Multiple Catch Statements - Catching all Exceptions

In some situations the program segment has more than one condition to throw an exception.In such case more than one catch blocks can be associated with a try block as shown below

try

{//try block

}

catch(type1 arg)

//catch block1

}

catch(type 2 arg)

{

//catch block 2

}

……………..

…………….

catch (type N arg)

{

//catch block N

}

When an exception is thrown, the exception handlers are searched in order for an appropriate match. The first handler that yields a match is executed. After executing the handler, the control goes to the first statement after the last catch block for that try.
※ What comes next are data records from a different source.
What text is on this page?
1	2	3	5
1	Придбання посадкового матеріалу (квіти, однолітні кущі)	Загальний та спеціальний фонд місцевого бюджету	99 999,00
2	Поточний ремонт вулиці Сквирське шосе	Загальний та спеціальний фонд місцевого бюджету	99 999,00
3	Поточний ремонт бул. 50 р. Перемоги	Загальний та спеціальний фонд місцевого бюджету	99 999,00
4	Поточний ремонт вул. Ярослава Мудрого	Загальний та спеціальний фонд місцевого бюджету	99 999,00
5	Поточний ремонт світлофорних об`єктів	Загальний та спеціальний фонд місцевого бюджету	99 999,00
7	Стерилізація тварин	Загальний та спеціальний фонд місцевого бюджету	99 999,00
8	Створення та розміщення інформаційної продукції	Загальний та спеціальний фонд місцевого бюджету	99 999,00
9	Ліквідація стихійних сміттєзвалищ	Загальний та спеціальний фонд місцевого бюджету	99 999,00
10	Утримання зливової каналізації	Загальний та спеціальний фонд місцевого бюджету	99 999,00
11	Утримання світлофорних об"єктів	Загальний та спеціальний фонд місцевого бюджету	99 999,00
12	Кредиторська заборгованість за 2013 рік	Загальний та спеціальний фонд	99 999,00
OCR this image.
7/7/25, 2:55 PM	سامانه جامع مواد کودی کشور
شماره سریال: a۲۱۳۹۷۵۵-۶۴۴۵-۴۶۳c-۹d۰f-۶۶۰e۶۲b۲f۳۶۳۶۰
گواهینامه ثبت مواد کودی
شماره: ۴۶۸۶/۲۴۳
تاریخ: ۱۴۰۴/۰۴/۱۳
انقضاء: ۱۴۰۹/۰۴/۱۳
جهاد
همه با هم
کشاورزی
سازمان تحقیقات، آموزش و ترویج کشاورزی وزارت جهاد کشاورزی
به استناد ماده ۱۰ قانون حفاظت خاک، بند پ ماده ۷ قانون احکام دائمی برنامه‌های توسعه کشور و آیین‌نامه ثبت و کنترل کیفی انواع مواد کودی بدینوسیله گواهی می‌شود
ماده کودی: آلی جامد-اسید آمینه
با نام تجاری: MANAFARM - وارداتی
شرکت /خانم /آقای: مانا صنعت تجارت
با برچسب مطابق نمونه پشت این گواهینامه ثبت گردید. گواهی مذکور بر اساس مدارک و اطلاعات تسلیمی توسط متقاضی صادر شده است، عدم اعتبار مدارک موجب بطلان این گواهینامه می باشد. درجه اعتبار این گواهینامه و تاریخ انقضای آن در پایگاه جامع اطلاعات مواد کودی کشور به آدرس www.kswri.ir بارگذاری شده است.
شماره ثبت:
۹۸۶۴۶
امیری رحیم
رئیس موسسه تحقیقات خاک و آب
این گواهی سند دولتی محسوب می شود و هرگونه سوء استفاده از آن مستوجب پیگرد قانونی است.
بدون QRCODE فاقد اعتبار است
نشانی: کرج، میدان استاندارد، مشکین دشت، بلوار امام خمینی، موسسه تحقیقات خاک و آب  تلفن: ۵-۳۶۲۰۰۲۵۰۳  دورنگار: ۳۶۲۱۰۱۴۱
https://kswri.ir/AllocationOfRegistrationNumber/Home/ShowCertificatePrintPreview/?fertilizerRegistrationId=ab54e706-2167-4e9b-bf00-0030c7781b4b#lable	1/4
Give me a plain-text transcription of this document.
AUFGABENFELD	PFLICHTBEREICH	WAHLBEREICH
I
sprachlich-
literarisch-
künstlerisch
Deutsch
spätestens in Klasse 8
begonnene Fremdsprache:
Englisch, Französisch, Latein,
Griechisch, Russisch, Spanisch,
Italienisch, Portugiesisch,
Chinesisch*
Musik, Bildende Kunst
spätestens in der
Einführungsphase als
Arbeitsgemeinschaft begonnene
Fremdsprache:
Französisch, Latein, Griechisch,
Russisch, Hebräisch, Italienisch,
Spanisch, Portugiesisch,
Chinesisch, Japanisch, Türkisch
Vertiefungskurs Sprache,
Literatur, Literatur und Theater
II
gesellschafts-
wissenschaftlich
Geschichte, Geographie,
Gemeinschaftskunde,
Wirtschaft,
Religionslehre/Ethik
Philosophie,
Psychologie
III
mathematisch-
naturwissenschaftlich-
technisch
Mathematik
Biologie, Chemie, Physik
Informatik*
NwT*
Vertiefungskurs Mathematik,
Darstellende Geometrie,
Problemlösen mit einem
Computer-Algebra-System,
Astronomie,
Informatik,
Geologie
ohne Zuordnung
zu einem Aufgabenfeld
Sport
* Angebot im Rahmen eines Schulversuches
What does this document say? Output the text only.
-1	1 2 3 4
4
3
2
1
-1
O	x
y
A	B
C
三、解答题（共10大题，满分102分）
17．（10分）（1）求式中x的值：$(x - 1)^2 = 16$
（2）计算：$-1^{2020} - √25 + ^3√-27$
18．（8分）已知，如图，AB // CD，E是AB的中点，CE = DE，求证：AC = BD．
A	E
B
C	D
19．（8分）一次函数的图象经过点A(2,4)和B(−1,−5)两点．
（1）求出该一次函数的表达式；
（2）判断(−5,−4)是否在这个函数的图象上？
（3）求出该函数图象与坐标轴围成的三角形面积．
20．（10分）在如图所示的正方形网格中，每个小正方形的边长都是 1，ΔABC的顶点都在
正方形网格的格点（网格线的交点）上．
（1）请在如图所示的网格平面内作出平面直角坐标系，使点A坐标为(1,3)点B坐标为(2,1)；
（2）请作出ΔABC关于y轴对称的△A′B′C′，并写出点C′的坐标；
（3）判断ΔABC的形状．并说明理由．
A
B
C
When no match is found, the program is terminated.

If in some case the arguments of several catch statements match the type of an exception, then the first handler that matches the exception type is executed.

Catch All Exceptions:-

In some cases when all possible type of exceptions cannot be anticipated and may not be able to design independent catch handlers to catch them, in such situations a single catch statement is forced to catch all exceptions instead of certain type alone. This can be achieved by defining the catch statement using ellipses as follows

catch(. . .)

{

//statement for processing all exceptions

}

Example:

#include <iostream.h>

void test(int x)

{

try

{

if (x== 0) throw x; //int

if ( x== -1) throw ‘x’; //char

if ( x== 1) throw 1.0; //float

}

catch(. . .) //catch all

{

cout<<”caught an exception \n”;

}

}

int main()

{

cout<<”testing generic catch\n”;

test(-1);

test(0);

test(1);

}

The catch(. . .) can be used as a default statement along with other catch handlers so that it can catch all those exceptions that are not handled explicitly.